O caso envolve Jaelson Camelo de Oliveira, de 39 anos, que era casado com Maria Aparecida Barroso e, ao mesmo tempo, mantinha um relacionamento amoroso com a própria filha, então com 20 anos.
De acordo com o delegado responsável na época, pai e filha confirmaram em depoimento que mantinham a relação havia cerca de um ano e oito meses. Aos policiais, afirmaram que se tratava de uma "paixão mútua". A investigação apurou ainda que Jaelson só reconheceu a paternidade quando a filha tinha cerca de 10 anos, e que ela passou a morar com ele aos 12. A polícia também investigou se a relação teria começado quando ela ainda era menor, mas a versão apresentada pelos dois foi de que começou aos 18 anos.

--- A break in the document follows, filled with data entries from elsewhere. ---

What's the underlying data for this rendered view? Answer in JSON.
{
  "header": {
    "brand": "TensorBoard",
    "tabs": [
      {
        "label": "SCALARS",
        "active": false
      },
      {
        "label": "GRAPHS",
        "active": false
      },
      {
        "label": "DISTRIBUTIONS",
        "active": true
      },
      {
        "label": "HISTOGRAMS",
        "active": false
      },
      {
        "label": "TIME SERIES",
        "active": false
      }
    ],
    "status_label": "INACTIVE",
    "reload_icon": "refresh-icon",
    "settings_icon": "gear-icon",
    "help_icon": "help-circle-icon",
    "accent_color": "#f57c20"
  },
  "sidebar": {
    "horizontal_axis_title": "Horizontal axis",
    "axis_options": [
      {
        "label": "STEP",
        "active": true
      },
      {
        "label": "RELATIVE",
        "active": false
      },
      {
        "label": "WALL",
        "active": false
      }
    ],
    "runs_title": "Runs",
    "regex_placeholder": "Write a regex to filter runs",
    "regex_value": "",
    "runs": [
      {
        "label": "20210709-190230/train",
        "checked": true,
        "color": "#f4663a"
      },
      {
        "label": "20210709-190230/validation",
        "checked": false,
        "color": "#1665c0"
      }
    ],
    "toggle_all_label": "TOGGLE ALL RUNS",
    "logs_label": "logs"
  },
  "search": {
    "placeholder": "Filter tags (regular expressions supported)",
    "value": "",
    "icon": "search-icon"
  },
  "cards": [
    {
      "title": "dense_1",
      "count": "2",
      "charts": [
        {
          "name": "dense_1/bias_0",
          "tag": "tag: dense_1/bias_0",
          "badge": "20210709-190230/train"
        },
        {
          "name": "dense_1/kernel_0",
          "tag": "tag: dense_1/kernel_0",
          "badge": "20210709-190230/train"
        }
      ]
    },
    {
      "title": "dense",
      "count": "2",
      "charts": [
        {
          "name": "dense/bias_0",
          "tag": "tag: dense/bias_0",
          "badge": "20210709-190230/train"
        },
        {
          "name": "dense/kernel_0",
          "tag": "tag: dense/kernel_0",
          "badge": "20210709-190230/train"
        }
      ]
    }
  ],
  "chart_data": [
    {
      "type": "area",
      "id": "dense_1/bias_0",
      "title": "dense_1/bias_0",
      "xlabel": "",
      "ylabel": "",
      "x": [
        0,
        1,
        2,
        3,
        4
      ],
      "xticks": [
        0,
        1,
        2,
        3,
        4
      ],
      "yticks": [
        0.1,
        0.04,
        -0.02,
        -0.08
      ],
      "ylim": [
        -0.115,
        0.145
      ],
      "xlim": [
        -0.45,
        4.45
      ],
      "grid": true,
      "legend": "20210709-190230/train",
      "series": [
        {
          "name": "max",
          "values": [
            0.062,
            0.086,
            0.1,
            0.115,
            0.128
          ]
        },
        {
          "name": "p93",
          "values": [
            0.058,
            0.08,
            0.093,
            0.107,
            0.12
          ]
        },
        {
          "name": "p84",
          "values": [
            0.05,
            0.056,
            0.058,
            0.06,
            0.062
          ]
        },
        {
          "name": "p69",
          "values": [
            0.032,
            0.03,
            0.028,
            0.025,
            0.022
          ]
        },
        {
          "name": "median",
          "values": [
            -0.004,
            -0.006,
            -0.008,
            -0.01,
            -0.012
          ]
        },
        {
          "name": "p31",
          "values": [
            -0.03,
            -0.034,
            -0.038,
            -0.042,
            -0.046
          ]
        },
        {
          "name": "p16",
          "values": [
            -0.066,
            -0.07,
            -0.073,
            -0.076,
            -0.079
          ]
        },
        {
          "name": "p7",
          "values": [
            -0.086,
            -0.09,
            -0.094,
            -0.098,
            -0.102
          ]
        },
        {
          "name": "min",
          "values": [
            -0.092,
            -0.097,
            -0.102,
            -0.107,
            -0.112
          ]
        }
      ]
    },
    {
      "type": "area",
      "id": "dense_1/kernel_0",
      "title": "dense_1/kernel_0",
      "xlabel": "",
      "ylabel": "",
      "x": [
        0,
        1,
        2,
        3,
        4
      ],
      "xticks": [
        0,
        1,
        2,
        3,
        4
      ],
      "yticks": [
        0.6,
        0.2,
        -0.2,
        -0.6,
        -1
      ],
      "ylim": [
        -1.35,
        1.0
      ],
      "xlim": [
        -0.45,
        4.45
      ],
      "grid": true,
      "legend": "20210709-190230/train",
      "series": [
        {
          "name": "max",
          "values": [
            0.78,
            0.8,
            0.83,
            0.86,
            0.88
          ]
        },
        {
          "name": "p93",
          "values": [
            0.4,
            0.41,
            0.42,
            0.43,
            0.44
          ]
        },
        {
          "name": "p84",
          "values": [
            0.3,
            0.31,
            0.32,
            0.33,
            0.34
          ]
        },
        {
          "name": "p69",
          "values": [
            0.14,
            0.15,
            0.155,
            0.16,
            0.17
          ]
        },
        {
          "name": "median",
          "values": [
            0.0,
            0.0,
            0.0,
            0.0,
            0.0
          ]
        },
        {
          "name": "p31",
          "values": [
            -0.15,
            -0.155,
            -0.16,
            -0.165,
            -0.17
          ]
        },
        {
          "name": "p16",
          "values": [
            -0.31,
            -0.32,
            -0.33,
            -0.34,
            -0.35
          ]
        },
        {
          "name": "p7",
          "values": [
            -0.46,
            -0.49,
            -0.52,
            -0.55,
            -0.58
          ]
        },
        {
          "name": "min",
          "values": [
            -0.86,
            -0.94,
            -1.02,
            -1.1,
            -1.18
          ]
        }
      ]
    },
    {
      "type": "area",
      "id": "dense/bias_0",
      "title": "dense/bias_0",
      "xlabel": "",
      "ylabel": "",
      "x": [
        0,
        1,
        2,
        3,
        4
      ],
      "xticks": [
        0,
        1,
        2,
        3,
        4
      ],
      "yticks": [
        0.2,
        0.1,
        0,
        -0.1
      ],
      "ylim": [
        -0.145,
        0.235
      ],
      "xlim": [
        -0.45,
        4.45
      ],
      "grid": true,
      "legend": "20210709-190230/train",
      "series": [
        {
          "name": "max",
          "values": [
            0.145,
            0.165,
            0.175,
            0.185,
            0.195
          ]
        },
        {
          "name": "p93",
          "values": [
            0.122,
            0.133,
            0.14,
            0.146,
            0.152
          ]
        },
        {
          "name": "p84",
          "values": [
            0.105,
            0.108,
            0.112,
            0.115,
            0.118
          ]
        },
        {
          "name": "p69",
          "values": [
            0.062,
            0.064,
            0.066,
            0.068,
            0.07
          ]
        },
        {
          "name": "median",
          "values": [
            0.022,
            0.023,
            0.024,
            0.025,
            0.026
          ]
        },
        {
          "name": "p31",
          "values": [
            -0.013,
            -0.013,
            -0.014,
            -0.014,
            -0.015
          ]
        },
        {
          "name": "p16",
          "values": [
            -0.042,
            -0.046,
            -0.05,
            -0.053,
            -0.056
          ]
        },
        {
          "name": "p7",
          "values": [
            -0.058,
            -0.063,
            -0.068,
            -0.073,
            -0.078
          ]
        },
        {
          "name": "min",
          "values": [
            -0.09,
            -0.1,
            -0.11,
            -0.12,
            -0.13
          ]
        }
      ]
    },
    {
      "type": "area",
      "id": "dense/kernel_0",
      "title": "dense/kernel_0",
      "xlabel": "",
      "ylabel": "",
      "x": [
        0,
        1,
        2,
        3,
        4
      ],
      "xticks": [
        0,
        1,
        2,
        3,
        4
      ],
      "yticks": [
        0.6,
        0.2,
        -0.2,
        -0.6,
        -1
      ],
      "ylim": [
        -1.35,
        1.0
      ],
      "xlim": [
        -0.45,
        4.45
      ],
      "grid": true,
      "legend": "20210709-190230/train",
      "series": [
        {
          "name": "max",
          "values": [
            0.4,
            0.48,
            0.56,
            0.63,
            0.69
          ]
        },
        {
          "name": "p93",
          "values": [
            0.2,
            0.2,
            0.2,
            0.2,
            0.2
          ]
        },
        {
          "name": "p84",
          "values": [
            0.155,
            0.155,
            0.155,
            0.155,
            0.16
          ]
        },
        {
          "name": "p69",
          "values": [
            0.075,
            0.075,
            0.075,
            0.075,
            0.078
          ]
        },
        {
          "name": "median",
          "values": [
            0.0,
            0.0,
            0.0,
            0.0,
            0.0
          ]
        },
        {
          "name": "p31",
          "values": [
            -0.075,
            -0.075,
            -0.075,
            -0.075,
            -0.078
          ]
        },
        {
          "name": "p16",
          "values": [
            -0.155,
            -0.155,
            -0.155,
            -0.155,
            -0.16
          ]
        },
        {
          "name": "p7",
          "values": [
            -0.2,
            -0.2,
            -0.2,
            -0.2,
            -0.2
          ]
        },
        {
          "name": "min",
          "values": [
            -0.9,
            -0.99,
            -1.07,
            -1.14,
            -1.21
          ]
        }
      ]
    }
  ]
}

O relacionamento foi descoberto por Antônio Herilson da Silva Lopes, namorado da jovem. Segundo a Polícia Civil, após descobrir, Herilson não se afastou. Ele chegou a participar de encontros com os dois, formando uma relação a três.
Depois, ele decidiu revelar tudo para Maria Aparecida, esposa de Jaelson e madrasta da jovem.
Ao saber que o marido mantinha uma relação com a própria filha, Maria decidiu encomendar a morte dele. Ainda segundo a investigação, ela pagou R$ 3 mil pela execução e contou com a ajuda de Herilson para chegar aos executores.
No dia do ataque, Jaelson estava com a filha em Canindé quando dois homens armados chegaram e abriram fogo. O alvo principal era Jaelson, mas a filha também foi atingida.
Os criminosos fugiram. Poucas horas depois, a polícia apreendeu Israel de Sousa Silva, de 20 anos, e um adolescente de 17 anos. Com eles foi encontrado um revólver que, segundo a investigação, teria sido usado no crime.
Jaelson ficou internado por aproximadamente três meses e sobreviveu. A filha também sobreviveu, mas perdeu a visão de um dos olhos em decorrência dos disparos.
Os quatro envolvidos foram presos: Maria Aparecida, apontada como mandante; Herilson, como articulador para contratar os executores; e Israel e o adolescente, como autores dos disparos.
Meses depois, a Justiça concedeu liberdade provisória. Maria Aparecida passou a responder em liberdade em outubro de 2021, mediante medidas cautelares. Herilson também teve a prisão revogada posteriormente, com obrigações judiciais.
Apesar da gravidade do atentado, ninguém morreu.